TLDR: Thanks to funding from EOSC-Life, the Freiburg Galaxy team will work in 2022 with Biolytix, a Swiss Small and Medium-sized Enterprise (SME) specialized in molecular biology and microbiological analyses, toward Accessible and scalable detection and identification of foodborne pathogens.
Food contaminations with pathogens are a major burden on our society. In the year 2019, foodborne pathogens caused 137 diseases in Germany (BVL 2019). Globally, they affect an estimated 600 million people a year and impact socioeconomic development at different levels. These outbreaks are mainly due to Salmonella spp. followed by Campylobacter spp. and Noroviruses.

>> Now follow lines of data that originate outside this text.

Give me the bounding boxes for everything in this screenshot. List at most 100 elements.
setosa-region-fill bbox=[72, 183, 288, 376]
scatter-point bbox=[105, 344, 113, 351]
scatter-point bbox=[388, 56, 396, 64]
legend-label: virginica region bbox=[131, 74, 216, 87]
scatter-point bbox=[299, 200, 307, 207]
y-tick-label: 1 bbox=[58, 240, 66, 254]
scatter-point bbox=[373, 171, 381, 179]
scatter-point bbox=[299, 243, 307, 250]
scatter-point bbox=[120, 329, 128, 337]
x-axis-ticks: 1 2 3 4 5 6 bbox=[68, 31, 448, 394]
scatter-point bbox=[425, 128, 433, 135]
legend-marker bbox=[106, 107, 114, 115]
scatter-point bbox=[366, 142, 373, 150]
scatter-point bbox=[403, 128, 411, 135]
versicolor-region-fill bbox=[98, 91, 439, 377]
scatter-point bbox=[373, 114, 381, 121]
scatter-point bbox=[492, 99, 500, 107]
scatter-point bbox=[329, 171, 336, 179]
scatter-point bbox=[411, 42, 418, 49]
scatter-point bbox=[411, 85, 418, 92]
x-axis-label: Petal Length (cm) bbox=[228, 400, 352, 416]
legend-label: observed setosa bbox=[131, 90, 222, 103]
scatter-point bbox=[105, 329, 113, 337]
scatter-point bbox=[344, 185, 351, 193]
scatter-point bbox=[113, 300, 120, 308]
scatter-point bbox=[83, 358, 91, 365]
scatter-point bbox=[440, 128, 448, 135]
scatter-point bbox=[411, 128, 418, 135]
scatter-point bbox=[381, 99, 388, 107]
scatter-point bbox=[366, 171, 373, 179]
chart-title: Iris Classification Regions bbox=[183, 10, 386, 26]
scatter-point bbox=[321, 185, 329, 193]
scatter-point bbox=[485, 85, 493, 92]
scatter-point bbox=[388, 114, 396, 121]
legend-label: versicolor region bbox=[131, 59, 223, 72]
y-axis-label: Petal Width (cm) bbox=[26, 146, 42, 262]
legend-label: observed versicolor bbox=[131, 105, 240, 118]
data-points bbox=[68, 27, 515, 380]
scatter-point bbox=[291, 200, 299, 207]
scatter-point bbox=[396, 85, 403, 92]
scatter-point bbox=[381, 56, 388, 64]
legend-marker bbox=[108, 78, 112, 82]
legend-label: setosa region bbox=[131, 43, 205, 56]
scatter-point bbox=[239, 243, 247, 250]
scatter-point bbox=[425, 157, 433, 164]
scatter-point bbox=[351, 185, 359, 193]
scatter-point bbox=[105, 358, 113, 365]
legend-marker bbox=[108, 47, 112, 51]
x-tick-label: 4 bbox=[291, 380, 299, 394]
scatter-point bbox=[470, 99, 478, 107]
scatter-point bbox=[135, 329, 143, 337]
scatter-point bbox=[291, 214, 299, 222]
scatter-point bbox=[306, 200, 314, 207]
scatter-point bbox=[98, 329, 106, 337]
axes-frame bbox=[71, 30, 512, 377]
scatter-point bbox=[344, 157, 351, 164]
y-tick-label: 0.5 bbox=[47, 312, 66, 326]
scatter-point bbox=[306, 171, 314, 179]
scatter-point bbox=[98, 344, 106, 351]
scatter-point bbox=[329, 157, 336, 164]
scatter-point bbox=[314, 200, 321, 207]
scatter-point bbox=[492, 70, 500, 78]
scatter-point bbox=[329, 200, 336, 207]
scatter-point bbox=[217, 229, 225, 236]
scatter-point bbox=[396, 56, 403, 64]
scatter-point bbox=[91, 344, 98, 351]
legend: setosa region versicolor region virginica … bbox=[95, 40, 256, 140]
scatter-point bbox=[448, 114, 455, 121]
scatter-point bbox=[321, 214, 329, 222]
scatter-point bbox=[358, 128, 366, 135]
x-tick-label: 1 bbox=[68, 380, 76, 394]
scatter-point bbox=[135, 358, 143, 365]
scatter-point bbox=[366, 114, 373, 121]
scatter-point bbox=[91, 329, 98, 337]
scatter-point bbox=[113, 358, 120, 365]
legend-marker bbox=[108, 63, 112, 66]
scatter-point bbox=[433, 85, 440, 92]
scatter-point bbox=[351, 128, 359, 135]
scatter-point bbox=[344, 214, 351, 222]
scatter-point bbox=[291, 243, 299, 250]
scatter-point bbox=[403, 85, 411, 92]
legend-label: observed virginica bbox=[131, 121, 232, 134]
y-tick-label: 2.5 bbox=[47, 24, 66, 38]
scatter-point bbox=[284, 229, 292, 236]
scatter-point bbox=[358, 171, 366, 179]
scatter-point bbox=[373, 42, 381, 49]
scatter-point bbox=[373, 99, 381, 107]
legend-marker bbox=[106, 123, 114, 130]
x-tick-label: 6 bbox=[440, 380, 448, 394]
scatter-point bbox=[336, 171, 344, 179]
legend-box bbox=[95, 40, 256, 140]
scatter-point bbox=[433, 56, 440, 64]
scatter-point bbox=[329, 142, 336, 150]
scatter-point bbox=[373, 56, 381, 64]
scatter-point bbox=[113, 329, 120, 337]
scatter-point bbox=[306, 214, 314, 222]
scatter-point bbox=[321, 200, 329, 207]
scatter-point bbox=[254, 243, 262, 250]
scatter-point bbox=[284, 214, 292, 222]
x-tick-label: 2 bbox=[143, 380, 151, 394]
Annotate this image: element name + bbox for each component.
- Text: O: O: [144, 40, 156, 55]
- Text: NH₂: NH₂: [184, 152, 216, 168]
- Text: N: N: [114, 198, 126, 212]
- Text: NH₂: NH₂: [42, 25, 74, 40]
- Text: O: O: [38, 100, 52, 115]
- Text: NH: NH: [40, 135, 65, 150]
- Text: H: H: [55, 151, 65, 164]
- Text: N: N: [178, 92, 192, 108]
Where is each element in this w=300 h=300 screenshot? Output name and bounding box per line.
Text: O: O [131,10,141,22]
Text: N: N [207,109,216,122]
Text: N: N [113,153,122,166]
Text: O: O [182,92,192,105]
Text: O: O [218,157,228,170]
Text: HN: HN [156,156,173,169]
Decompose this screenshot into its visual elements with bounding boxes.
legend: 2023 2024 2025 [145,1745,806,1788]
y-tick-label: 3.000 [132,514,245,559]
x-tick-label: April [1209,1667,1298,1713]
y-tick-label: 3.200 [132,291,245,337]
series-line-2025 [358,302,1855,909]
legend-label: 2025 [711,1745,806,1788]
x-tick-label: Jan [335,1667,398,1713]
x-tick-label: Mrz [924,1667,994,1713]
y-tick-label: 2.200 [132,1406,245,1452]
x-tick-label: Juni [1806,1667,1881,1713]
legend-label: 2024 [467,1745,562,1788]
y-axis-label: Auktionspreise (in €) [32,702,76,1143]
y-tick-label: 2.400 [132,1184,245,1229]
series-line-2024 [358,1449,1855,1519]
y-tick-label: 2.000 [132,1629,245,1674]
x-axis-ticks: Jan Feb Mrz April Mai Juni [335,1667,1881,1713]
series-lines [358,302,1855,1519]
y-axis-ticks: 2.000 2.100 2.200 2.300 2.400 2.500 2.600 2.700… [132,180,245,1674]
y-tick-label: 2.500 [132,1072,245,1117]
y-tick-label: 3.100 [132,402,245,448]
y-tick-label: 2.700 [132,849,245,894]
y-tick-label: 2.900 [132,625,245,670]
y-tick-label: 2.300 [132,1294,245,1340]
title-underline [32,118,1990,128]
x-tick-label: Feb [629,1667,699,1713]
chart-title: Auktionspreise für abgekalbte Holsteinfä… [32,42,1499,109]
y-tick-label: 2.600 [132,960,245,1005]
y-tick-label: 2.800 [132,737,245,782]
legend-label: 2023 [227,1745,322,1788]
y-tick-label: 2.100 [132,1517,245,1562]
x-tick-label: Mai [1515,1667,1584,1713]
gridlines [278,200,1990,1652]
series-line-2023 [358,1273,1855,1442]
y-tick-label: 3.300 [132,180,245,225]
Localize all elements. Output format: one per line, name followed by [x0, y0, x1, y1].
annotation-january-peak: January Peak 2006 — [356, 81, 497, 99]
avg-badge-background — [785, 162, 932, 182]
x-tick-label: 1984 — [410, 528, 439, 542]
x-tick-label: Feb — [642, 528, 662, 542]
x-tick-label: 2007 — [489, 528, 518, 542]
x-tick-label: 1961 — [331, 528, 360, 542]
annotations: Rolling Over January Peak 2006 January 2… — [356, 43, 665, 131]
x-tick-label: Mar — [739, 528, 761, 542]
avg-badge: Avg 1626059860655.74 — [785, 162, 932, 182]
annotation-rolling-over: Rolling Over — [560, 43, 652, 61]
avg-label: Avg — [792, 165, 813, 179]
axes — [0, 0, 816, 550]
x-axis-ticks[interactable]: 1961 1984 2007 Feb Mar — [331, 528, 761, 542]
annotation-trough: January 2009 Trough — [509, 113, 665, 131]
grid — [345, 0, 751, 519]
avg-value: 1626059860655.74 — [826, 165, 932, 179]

During the investigation of a foodborne outbreak, a microbiological analysis of the probable responsible food vehicle is performed in order to detect the responsible pathogens and track the contamination source. By default, to detect bacterial pathogens in food, the European Regulation (CE) follows ISO standards, but alternative methods with equivalent performance are possible. Usually, foodborne pathogens are detected and identified by stepwise cultures on selective media and/or targeting specific genes with real-time PCRs. To characterize the detected strains, the current gold standard is Pulsed-field Gel Electrophoresis (PFGE) or Multiple-Locus Variable Number Tandem Repeat Analysis (MLVA). These techniques have some disadvantages. Whole Genome Sequencing (WGS) has been proposed as an alternative:
- detection of all genes with just one sequencing run,
- phylogenetic analysis to link cases,
- information on antimicrobial resistance genes, virulence, serotype, resistance to sanitizers, root cause, and other critical factors in one assay, including historical reference to pathogen emergence.
WGS is more than a surveillance tool and was recommended by the European Centre for Disease Prevention and Control (ECDC) and the European Food Safety Authority (EFSA) for surveillance and outbreak investigation. WGS still requires isolation of the targeted pathogen, which is a time-consuming, not always straightforward nor successful process. Sequencing methods without prior isolation could solve this issue.
The evolution of sequencing techniques in the last decades has made possible the development of shotgun metagenomic sequencing, i.e. the direct sequencing of all DNA present in a sample. This approach gives an overview of the genomic composition of all cells in the sample, including the food source itself, the microbial community and any possible pathogens and their complete genetic information, without the need for prior isolation. Several studies have demonstrated the potential of shotgun metagenomics to identify and characterize pathogens and their functional characteristics (e.g. virulence genes) in naturally contaminated or spiked food samples.
The currently available studies used Illumina sequencing, generating short reads. Longer read lengths, generated by third generation sequencing platforms such as Pacific Biosciences (PacBio) and Oxford Nanopore Technologies (ONT), make it easier and more practical to identify strains with fewer reads. MinION (from Oxford Nanopore) is a portable, real-time device for ONT sequencing. Several proof-of-principle studies have shown the utility of ONT long read sequencing from metagenomic samples for pathogen identification.
The industry partner of this project, Biolytix, is a Swiss Small and Medium-sized Enterprise (SME) founded in 1998, that specializes in molecular biology and microbiological analyses. They developed a procedure to extract, sequence using MinION (ONT) sequencing and analyze a food sample for foodborne pathogen detection and contamination source tracking. However, the bioinformatics pipelines are not following the best practices for open data science, not straightforward and can only be manipulated by the original author, making it not scalable.
The aim of the project is to modernize, FAIRify and validate the bioinformatic pipeline developed by Biolytix to extract, sequence using MinION (ONT) sequencing and analyze a food sample for foodborne pathogen detection and contamination source tracking using modern paradigms of data science to make it accessible and scalable.
What do we plan to do?
- Version, document and package the manual tasks and custom scripts into proper tools;
- Replace some tools by state-of-the-art and open-source and free to use tools;
- Improve dependency resolution by providing Bioconda/Biocontainer for all tools;
- Update and version databases;
Migrate to an explicit workflow environment system (Galaxy):
- Update existing wrappers and create new wrappers when needed for all tools and share them on the Galaxy ToolShed,
- Associate all databases to data managers and add them to Galaxy CVMFS,
- Add proper visualization,
- Add automatic report generation;
- Annotate tools and workflows with metadata including ELIXIR bio.tools;
Validate the workflows:
- Blind tests on the data generated by Biolytix,
- Comparison with results from existing workflow;
- Develop a suite for automatic workflow tests and integrate it with EOSC-Life Life-Monitor
- Share the workflows on IWC and EOSC-Life Workflow Hub;
- Documentation in the form of online tutorials in the Galaxy Training Network;
- Organization of a workshop;
- Dissemination and advertisement of the workflows to interested (industry) parties.